A 2-3 inch treated pole stake should be driven 2 feet into the ground about 6 inches from the trunk of the tree. Other types of stakes or a trellis may be used instead. Cut the trunk at 8 to 10 inches above the bottom whirl of branches, which should be about 24-30 inches from the ground.
Tie any branches longer than 10 inches so the tip is lower than horizontal.
When the leader (the top branch that grows up) starts to grow bend it at a 45 degree angle. You can tie it to a lower branch or to the stake to bend the top down.
After the tree has reached the desired height, each year cut one or two branches in the upper part of the tree back to within a few inches from the truck with an angled cut that faces upward (sometimes referred to as a dutch cut) to encourage new, weak growth. Controlling the vigor of the upper part of the tree is critical.
Principles of training apple and pear trees.

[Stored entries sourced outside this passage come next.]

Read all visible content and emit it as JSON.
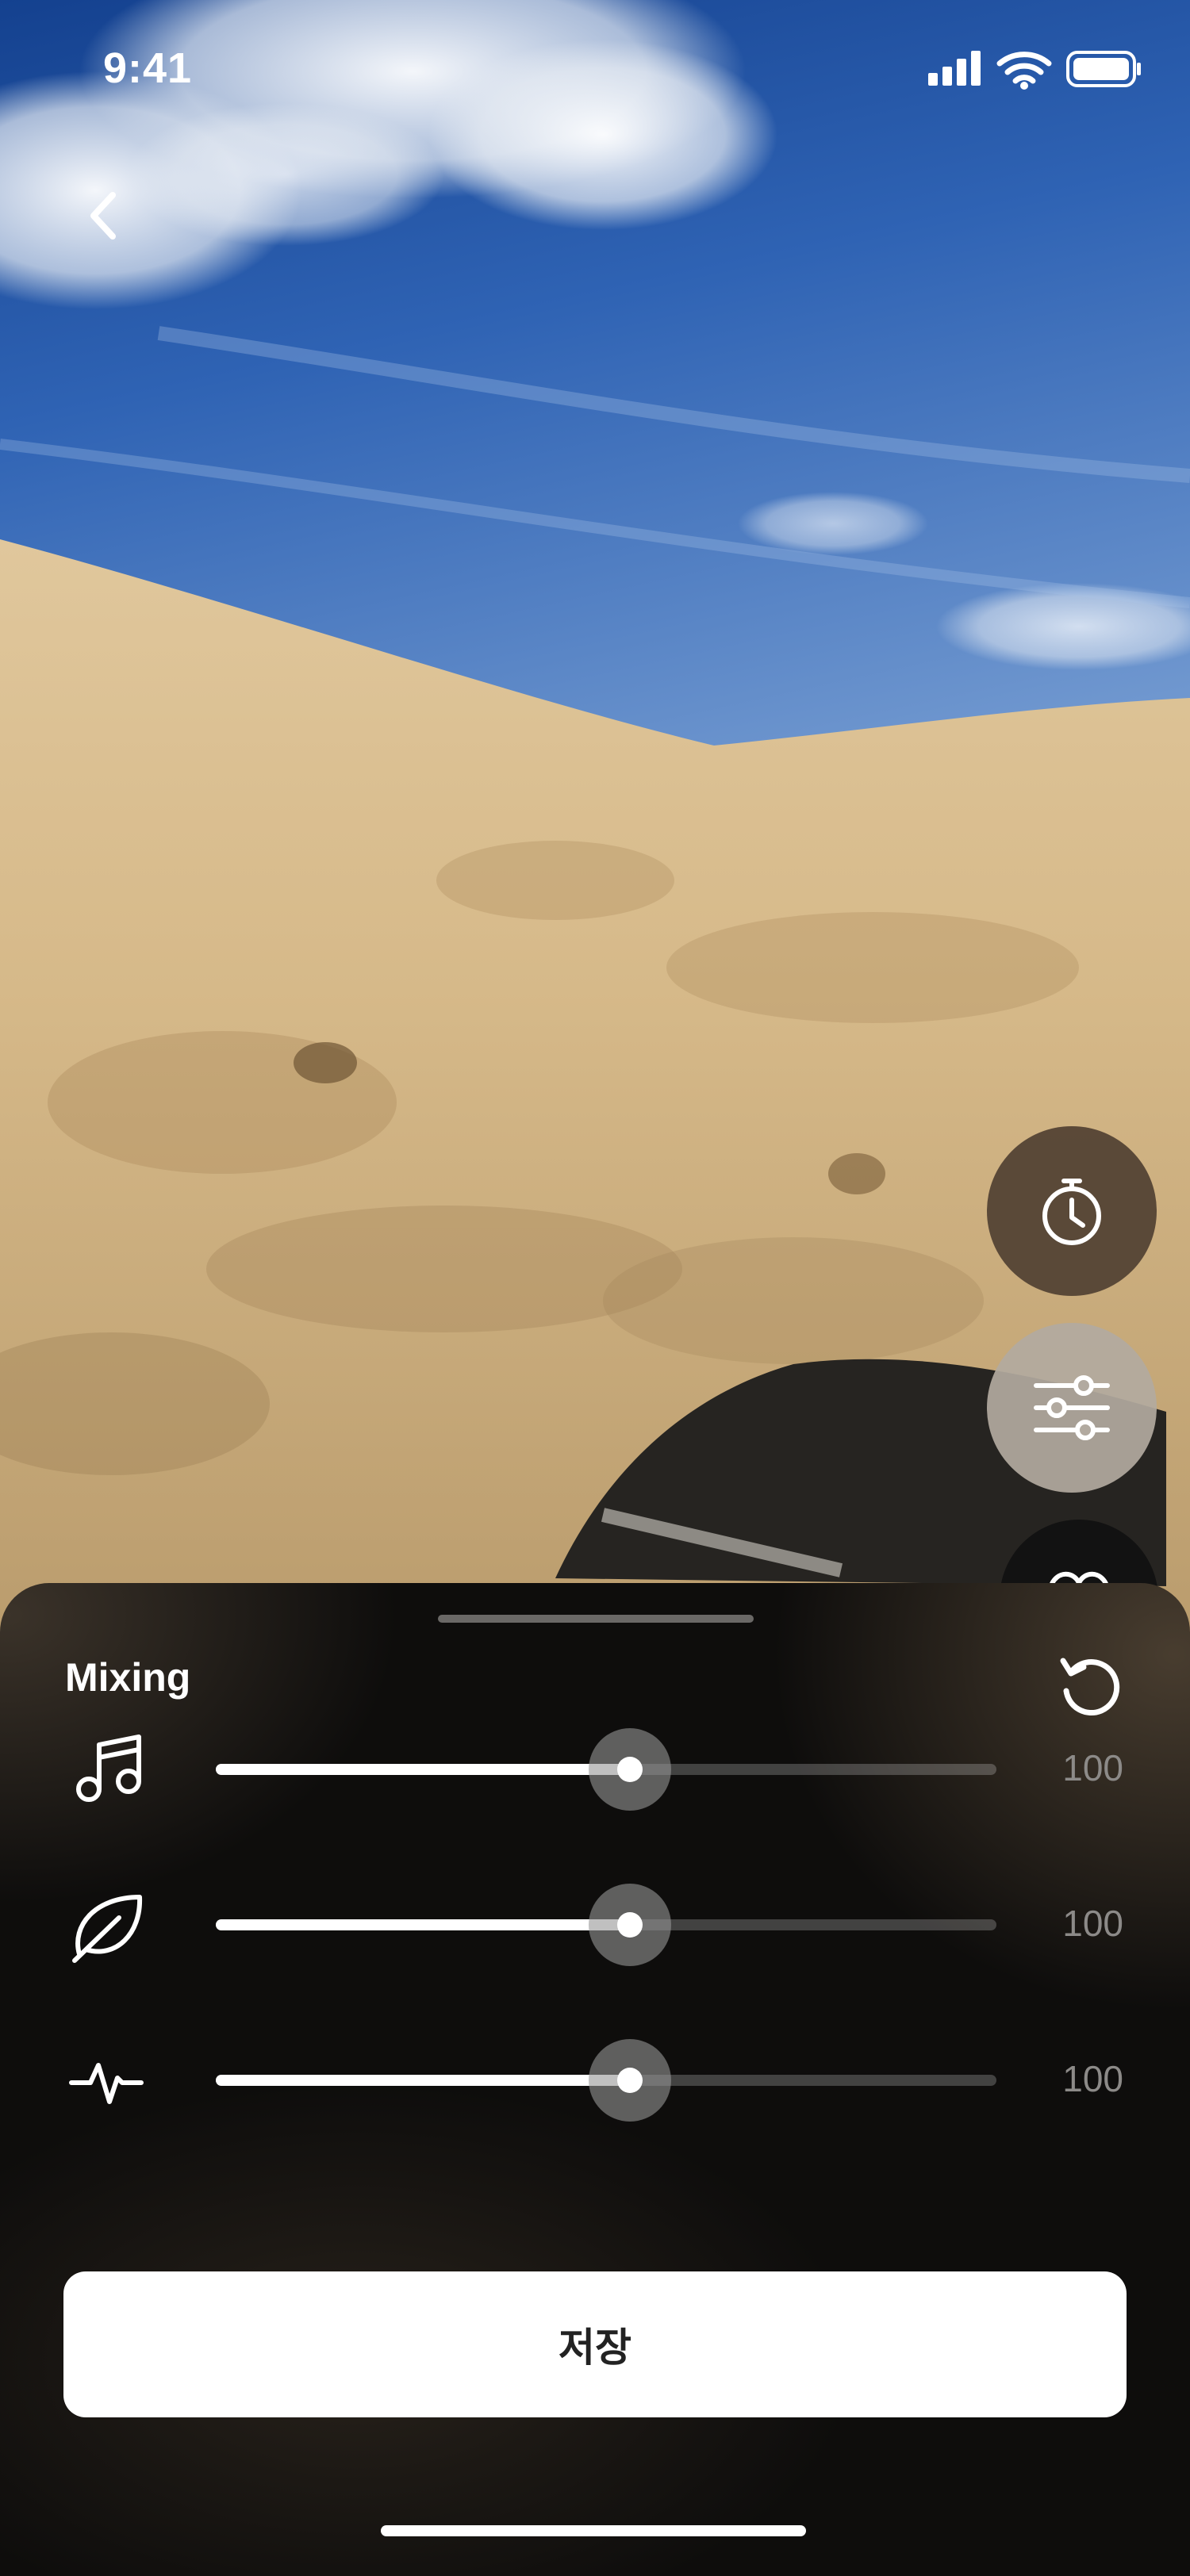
{
  "status_bar": {
    "time": "9:41",
    "icons": [
      "cellular-signal-icon",
      "wifi-icon",
      "battery-icon"
    ]
  },
  "navigation": {
    "back_icon": "chevron-left-icon"
  },
  "floating_actions": [
    {
      "name": "timer",
      "icon": "stopwatch-icon"
    },
    {
      "name": "mixing",
      "icon": "sliders-icon"
    },
    {
      "name": "favorite",
      "icon": "heart-icon"
    }
  ],
  "mixing_sheet": {
    "title": "Mixing",
    "reset_icon": "reset-icon",
    "channels": [
      {
        "icon": "music-note-icon",
        "value": "100",
        "level": 0.53
      },
      {
        "icon": "leaf-icon",
        "value": "100",
        "level": 0.53
      },
      {
        "icon": "pulse-icon",
        "value": "100",
        "level": 0.53
      }
    ],
    "save_label": "저장"
  },
  "colors": {
    "sheet_background": "#0e0d0c",
    "accent": "#ffffff",
    "value_text": "#8c8a88",
    "sky": "#2a5aa8",
    "sand": "#d4b88c"
  }
}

Don’t cut one year old wood. It’s the shiny wood at the end and it can be short or long. If you cut it it will grow a lot more branches but if you leave it it will form fruiting spurs. If you have to cut one year wood on a branch cut it all off go into the two year old wood or just cut it all off to the branch it grew from.
Angle of the branch. If a branch is weak you want to bring the tip up higher to make it grow faster. If a branch is too strong you want to pull it down so it is more horizontal to slow it down. The more upright the branch is the more vigorous it will be.